The fall of Fort Blakeley on April 9, 1865, signaled to Confederate General Dabney H. Maury in Mobile that it was time to begin evacuation of the remaining Confederate troops in the city. On April 12, 1865, Mobile was declared an open city and the remaining Confederate garrison retreated with the intention of joining the remains of the Army of Tennessee, then in North Carolina. The surrender of the Army of Tennessee to General Sherman on April 26, 1865, prevented that option and surrender of the Mobile garrison soon followed. This small force out of Mobile, including the remnants of the Monticello Artillery, was the last Confederate army to surrender east of the Mississippi River.

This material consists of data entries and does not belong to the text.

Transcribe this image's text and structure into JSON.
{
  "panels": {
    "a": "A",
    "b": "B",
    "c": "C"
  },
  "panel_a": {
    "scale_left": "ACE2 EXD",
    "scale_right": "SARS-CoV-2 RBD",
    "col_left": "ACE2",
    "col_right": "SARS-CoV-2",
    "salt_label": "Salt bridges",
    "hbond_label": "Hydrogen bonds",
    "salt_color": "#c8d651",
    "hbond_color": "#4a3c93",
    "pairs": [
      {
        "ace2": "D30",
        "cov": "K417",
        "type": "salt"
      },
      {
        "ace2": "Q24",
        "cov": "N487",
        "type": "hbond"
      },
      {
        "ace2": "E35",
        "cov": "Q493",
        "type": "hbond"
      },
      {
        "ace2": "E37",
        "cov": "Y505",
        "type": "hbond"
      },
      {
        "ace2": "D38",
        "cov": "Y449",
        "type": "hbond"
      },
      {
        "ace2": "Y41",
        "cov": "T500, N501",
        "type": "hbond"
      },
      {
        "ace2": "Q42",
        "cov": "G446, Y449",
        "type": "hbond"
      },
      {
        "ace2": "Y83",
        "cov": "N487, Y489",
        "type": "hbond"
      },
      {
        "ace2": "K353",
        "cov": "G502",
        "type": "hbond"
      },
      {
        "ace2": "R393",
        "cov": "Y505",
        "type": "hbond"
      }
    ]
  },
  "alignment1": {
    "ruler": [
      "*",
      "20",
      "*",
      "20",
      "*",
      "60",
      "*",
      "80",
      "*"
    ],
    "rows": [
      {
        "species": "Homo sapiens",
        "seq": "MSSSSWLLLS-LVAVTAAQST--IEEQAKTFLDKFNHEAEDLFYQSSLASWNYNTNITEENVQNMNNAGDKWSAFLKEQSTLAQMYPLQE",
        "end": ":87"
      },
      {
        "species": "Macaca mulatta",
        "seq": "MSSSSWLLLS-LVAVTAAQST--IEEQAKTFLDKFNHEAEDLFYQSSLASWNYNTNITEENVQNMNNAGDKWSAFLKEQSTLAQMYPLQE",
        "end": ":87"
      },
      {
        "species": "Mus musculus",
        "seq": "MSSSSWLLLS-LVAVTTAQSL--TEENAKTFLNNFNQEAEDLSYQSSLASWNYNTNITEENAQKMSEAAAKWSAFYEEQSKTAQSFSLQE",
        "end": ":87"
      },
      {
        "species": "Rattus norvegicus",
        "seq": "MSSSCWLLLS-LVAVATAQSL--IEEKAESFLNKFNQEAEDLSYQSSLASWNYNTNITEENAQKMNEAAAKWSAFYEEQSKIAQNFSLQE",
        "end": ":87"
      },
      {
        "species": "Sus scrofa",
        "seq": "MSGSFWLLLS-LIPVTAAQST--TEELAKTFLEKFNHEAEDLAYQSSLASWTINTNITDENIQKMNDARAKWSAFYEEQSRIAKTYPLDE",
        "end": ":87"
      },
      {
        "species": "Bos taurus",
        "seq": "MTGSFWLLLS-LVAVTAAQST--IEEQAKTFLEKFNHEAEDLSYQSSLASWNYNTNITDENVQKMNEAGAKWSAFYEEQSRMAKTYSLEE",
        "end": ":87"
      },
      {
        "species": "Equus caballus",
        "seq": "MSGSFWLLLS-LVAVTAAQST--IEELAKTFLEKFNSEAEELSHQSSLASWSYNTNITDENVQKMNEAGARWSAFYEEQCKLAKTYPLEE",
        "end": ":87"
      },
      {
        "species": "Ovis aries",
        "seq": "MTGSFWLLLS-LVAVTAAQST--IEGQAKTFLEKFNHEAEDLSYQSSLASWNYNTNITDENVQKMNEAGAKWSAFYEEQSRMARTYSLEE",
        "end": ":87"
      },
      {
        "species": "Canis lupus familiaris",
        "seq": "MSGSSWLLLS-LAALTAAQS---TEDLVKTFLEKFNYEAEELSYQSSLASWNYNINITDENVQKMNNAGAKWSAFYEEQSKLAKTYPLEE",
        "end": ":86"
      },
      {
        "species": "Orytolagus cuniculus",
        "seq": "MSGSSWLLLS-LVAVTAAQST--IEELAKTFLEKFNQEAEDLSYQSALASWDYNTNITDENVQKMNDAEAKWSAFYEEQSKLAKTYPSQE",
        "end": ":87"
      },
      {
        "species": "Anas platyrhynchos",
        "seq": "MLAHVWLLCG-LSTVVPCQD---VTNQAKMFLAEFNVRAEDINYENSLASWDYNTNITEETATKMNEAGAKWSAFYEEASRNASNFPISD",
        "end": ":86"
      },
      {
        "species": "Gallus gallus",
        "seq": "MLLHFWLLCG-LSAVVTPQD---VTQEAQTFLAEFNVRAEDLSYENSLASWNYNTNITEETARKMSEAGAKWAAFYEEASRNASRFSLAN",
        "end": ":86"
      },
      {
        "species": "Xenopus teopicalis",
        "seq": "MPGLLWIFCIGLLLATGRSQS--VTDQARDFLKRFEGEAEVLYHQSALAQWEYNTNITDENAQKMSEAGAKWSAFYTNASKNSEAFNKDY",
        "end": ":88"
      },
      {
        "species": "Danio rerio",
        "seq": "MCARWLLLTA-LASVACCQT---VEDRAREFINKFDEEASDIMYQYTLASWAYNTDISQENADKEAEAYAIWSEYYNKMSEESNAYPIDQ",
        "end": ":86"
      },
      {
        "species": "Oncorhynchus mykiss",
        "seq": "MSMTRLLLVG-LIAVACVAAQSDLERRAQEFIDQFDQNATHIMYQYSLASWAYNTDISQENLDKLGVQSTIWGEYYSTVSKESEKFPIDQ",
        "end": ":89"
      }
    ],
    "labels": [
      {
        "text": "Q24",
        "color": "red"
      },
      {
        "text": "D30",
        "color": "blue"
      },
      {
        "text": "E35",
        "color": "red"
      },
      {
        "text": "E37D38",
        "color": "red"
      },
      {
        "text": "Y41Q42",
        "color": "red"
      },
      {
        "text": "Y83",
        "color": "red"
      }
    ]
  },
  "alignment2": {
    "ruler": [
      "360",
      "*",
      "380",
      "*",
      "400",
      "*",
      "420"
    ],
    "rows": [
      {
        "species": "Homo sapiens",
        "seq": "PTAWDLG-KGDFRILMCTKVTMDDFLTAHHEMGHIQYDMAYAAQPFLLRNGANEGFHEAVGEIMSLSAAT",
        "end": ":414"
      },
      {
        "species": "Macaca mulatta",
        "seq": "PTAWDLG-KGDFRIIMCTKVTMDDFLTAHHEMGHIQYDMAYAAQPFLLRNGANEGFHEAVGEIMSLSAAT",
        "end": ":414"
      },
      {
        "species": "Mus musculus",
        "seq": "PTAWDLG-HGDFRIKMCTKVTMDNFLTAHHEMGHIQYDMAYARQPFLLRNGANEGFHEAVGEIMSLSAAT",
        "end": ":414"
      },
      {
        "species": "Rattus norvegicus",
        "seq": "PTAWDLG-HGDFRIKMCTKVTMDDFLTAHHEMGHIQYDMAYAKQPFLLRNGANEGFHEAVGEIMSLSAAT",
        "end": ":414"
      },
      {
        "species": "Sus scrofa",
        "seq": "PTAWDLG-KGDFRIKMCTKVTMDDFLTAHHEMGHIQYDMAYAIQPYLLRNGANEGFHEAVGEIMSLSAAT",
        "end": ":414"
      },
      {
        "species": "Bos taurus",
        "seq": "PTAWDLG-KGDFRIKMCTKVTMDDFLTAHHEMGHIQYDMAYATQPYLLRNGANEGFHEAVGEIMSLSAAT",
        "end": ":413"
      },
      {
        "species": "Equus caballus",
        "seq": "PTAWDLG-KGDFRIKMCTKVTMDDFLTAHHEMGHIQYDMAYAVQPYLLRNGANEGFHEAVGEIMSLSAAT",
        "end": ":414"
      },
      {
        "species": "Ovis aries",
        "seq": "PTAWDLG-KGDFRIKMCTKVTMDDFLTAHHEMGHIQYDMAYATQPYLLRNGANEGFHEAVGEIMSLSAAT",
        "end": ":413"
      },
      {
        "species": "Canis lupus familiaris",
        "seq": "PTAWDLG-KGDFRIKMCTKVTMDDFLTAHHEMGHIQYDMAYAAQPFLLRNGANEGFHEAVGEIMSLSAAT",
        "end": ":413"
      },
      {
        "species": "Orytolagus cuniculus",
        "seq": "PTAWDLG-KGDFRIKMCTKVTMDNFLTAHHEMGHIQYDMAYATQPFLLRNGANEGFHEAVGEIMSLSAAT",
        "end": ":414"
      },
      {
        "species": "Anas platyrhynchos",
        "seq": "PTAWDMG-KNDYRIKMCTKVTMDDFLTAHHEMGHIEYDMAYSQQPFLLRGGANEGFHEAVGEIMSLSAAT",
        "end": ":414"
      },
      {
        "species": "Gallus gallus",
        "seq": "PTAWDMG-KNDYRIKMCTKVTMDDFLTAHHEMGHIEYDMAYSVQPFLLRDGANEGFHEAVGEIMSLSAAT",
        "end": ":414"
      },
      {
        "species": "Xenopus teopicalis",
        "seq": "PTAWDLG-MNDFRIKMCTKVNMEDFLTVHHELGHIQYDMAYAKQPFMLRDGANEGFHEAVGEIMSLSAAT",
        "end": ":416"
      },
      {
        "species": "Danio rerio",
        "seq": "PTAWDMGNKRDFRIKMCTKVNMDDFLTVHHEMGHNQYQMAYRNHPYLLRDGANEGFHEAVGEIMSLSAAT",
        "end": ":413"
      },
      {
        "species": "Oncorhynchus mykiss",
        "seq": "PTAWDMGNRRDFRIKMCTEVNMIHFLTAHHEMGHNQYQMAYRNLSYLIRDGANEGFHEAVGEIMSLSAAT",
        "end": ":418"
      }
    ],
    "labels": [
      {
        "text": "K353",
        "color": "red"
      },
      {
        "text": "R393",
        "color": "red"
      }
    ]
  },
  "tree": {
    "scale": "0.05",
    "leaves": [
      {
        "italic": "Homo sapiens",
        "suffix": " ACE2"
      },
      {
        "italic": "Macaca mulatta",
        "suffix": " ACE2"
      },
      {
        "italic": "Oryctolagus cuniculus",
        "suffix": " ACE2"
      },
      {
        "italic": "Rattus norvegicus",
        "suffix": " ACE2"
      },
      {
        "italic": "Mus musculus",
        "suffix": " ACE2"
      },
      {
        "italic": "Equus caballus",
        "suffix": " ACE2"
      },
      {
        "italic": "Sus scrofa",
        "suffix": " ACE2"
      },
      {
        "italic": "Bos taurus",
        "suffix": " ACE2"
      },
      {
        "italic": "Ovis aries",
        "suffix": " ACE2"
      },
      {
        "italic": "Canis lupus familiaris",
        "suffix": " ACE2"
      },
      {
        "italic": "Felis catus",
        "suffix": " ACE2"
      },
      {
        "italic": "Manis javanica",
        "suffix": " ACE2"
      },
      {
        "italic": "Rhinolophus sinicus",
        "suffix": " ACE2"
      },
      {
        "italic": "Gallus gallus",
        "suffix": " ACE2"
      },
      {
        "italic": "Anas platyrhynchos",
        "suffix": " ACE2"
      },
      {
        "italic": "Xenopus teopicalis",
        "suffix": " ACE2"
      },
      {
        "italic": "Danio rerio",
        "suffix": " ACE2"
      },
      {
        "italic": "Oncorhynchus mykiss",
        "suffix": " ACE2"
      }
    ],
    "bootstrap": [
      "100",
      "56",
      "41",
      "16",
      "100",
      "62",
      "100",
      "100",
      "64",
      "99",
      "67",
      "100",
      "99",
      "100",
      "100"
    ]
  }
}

The Jackson Light Artillery was involved in the following battles:

- Battle of Shiloh, Tennessee, April 6–7, 1862.
- Siege of Corinth, Mississippi, April to June 1862.
- Vicksburg Campaign
  - Siege of Jackson, Mississippi, July 10 to July 16, 1863.
- Meridian Campaign, Mississippi, February–March 1864.
  - Battle of Okolona, Mississippi, February 22, 1864.
- Forrest's Defense of Mississippi
  - Battle of Brice's Crossroads, Mississippi, June 10, 1864.
  - Battle of Tupelo, Mississippi, July 14, 1864.
- Forrest's West Tennessee Raid, October 16 – November 10, 1864.
  - Battle of Johnsonville, Tennessee, November 4, 1864.
- Mobile Campaign, March 17 – April 12, 1865.
  - Battle of Spanish Fort, Alabama, March 27 to April 8, 1865.

==Surrender==
The Jackson Light Artillery was among the last of the Confederate troops east of the Mississippi to surrender. The Jackson Light Artillery aided in the defense of Mobile and surrendered with the Department of Alabama, Mississippi, and East Louisiana. The battery spiked their guns and surrendered at Meridian, Mississippi, May 11, 1865.